Moondream2 - Vision Language Model¶

Moondream2 is a compact vision-language model designed for efficient multimodal understanding with specialized capabilities for detection, captioning, and visual question answering.

Overview¶

Moondream2 is a lightweight VLM with unique capabilities:

Object Detection - Detect objects through natural language queries
Visual Question Answering - Answer questions about image content
Image Captioning - Generate captions with adjustable length
Point Detection - Locate specific objects and return coordinates
Efficient Design - Small model size for faster inference

Device Compatibility

Moondream2 cannot run on Apple devices with MPS due to a bug in the original implementation. Use NVIDIA GPU or x86 CPU instead.

License & Attribution

License: Apache 2.0
Source: vikhyatk/moondream

Pre-trained Model IDs¶

Moondream2 pre-trained models are available and do not require a Roboflow API key.

Model ID	Description
`moondream2`	Latest version - general purpose vision-language model

You can also use fine-tuned models from Roboflow by specifying project/version as the model ID (requires API key).

Supported Backends¶

Backend	Extras Required
`torch`	`torch-cpu`, `torch-cu118`, `torch-cu124`, `torch-cu126`, `torch-cu128`

MPS Not Supported

Moondream2 does not support Apple MPS acceleration. Use CPU or CUDA only.

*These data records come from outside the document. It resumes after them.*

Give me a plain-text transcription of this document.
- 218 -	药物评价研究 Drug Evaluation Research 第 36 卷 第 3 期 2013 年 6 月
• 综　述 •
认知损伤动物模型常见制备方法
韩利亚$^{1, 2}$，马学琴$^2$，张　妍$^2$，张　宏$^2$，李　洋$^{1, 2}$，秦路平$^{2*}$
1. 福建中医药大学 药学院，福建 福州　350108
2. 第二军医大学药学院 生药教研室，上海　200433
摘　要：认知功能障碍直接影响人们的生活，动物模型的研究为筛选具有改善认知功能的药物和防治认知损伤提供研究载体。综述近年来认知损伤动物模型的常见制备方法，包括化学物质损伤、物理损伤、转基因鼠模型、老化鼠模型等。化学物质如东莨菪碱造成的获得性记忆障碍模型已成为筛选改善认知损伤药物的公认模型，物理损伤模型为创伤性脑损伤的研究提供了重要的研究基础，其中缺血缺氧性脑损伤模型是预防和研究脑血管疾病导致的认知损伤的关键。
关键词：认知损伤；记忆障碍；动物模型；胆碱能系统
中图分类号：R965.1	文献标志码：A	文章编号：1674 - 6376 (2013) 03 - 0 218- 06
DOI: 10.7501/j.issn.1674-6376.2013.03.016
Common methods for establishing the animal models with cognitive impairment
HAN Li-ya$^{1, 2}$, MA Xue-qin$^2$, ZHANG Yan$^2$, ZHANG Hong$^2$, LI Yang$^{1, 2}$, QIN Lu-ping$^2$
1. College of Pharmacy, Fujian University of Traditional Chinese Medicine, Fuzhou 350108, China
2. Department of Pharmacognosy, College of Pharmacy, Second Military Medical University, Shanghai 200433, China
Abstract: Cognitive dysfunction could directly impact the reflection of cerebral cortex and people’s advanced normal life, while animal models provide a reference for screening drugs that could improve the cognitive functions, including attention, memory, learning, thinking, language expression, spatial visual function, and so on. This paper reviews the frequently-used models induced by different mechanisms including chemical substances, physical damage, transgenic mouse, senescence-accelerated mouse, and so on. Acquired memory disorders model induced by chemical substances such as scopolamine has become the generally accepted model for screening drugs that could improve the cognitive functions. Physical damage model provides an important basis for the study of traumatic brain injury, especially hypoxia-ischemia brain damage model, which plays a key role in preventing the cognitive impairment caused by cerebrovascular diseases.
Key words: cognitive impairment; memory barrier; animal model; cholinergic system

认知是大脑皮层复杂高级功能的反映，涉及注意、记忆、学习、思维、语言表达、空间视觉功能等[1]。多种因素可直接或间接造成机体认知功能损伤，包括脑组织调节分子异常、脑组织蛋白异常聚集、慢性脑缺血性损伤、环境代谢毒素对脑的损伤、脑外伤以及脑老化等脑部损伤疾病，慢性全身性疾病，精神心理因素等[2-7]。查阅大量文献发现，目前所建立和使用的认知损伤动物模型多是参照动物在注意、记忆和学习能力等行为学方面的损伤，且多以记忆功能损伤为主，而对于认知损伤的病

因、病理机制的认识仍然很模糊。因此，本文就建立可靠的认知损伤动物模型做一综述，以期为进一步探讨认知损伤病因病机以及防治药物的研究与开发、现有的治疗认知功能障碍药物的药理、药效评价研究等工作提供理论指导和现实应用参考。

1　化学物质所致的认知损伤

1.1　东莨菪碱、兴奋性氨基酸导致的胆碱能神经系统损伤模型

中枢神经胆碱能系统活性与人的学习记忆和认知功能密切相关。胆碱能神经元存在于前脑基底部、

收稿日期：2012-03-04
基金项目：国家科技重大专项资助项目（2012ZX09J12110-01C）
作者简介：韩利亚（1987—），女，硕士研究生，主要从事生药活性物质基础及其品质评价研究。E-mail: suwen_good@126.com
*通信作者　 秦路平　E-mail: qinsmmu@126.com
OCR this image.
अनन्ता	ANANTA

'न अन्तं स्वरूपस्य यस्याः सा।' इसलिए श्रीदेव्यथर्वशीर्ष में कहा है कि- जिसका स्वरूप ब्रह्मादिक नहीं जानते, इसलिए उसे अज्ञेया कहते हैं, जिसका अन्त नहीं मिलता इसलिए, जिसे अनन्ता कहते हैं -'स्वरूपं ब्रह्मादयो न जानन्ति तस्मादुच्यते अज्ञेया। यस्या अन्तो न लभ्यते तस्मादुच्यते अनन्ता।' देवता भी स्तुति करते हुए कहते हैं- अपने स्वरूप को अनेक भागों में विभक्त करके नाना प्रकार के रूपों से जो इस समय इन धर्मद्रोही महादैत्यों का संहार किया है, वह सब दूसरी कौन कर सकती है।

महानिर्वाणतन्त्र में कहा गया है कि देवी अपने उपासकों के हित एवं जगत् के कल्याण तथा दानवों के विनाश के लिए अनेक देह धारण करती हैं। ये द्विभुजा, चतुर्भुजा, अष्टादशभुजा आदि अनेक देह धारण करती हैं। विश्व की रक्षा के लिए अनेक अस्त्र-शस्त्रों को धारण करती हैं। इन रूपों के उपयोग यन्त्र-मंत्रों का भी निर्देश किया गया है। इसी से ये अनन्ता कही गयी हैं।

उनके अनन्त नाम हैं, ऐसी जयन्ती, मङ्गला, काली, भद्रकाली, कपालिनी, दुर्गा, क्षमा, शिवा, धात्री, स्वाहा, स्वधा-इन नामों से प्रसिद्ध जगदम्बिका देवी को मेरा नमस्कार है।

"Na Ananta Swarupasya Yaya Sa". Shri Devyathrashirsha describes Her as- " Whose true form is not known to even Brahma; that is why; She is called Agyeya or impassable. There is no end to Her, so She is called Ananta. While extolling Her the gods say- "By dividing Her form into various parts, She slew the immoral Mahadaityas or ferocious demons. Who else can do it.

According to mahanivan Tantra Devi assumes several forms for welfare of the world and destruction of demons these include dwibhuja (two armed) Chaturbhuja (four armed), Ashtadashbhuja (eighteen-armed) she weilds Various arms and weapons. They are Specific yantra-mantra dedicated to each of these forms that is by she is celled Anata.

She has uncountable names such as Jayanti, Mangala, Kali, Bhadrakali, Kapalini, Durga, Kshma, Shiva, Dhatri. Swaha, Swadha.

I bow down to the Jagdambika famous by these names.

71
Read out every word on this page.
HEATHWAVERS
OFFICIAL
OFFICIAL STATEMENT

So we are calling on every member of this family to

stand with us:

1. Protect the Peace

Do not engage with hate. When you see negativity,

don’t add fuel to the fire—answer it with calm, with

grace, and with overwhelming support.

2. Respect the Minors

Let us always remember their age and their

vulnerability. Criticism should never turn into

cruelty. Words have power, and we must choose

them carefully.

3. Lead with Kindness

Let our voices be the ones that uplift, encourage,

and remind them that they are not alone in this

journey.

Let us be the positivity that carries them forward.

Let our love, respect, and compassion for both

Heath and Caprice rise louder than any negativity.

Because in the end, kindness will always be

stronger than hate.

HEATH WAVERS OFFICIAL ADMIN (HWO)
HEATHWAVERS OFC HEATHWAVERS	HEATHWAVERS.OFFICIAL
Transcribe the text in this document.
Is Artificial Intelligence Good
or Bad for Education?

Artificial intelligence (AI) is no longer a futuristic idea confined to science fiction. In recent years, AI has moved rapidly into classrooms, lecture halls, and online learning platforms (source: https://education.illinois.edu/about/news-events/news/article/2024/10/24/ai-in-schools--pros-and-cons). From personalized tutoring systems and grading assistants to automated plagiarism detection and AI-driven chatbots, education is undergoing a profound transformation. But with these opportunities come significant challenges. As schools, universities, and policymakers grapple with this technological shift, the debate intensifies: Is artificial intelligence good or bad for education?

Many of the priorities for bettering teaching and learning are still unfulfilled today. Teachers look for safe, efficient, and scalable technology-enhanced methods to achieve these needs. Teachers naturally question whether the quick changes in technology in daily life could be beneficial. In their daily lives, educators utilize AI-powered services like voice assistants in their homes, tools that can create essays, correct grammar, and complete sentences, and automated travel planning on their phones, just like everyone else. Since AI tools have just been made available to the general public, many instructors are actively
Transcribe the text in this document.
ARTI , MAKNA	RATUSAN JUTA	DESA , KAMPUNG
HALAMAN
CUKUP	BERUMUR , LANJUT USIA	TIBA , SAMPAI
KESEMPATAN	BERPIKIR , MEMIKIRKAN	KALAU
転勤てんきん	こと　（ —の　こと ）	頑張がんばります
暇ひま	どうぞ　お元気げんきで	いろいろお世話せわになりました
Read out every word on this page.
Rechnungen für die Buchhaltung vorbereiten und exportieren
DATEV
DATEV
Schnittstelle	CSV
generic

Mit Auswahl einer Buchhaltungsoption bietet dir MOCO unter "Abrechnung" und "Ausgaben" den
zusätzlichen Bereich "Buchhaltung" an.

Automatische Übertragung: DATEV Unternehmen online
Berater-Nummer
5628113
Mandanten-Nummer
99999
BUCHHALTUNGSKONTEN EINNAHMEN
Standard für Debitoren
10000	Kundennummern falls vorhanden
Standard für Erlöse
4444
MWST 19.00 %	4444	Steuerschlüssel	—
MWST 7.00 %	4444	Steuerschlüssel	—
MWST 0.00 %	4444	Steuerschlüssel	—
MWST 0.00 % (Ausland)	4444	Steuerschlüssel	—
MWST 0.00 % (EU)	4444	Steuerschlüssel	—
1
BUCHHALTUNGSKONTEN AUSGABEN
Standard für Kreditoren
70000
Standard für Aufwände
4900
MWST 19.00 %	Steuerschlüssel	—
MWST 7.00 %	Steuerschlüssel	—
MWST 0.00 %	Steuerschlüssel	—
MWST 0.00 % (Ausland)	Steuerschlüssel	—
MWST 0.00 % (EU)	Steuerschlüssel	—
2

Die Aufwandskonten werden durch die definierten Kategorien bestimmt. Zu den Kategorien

Roboflow Platform Compatibility¶

Feature	Supported
Training	❌ Not supported
Upload Weights	❌ Not supported
Serverless API (v2)	⚠️ Limited support (not yet fully stable)
Workflows	✅ Use in Workflows via Moondream2 block
Edge Deployment (Jetson)	❌ Not supported
Self-Hosting	✅ Deploy with `inference-models` (GPU recommended)

Supported Tasks¶

Moondream2 supports multiple vision-language tasks through specialized methods:

Task	Method	When to Use
Object Detection	`detect()`	Detect and locate objects by specifying class names
Visual Question Answering	`prompt()`	Answer questions about image content
Image Captioning	`caption()`	Generate descriptive captions with adjustable length
Point Detection	`point()`	Locate specific objects and return their coordinates

Usage Examples¶

Object Detection¶

import cv2
from inference_models import AutoModel

# Load model
model = AutoModel.from_pretrained("moondream2")
image = cv2.imread("path/to/image.jpg")

# Detect objects by class name
detections = model.detect(
    images=image,
    classes=["person", "car", "dog"],
    max_tokens=700
)

# Access detection results
for detection in detections[0]:
    print(f"Class: {detection.class_name}")
    print(f"Confidence: {detection.confidence}")
    print(f"Box: {detection.xyxy}")

Visual Question Answering¶

import cv2
from inference_models import AutoModel

# Load model
model = AutoModel.from_pretrained("moondream2")
image = cv2.imread("path/to/image.jpg")

# Ask a question
answers = model.query(
    images=image,
    question="What is the person doing?",
    max_tokens=700
)
print(f"Answer: {answers[0]}")

Image Captioning¶

import cv2
from inference_models import AutoModel

# Load model
model = AutoModel.from_pretrained("moondream2")
image = cv2.imread("path/to/image.jpg")

# Generate caption with adjustable length
captions = model.caption(
    images=image,
    length="normal",  # Options: "short", "normal", "long"
    max_tokens=700
)
print(f"Caption: {captions[0]}")

Point Detection¶

import cv2
from inference_models import AutoModel

# Load model
model = AutoModel.from_pretrained("moondream2")
image = cv2.imread("path/to/image.jpg")

# Find specific object location
points = model.point(
    images=image,
    object="the red car",
    max_tokens=700
)

# Access point coordinates
for point in points[0]:
    print(f"Location: x={point.x}, y={point.y}")
    print(f"Confidence: {point.confidence}")

Using Fine-tuned Models¶

import cv2
from inference_models import AutoModel

# Load your fine-tuned model from Roboflow
model = AutoModel.from_pretrained(
    "your-project/version",
    api_key="your_roboflow_api_key"
)

image = cv2.imread("path/to/image.jpg")

# Use any of the methods above
answers = model.query(
    images=image,
    question="your custom question",
    max_tokens=700
)
print(f"Answer: {answers[0]}")

Workflows Integration¶

Moondream2 can be used in Roboflow Workflows for complex computer vision pipelines.

Learn more: Workflows Documentation

Performance Tips¶

Use CUDA GPU - Moondream2 benefits from GPU acceleration (MPS not supported)
Adjust max_tokens - Default is 700; increase for more detailed responses
Use specific prompts - Clear object names in detect() and point() yield better results
Choose caption length - Use "short" for speed, "long" for detail
Batch processing - Process multiple images by passing a list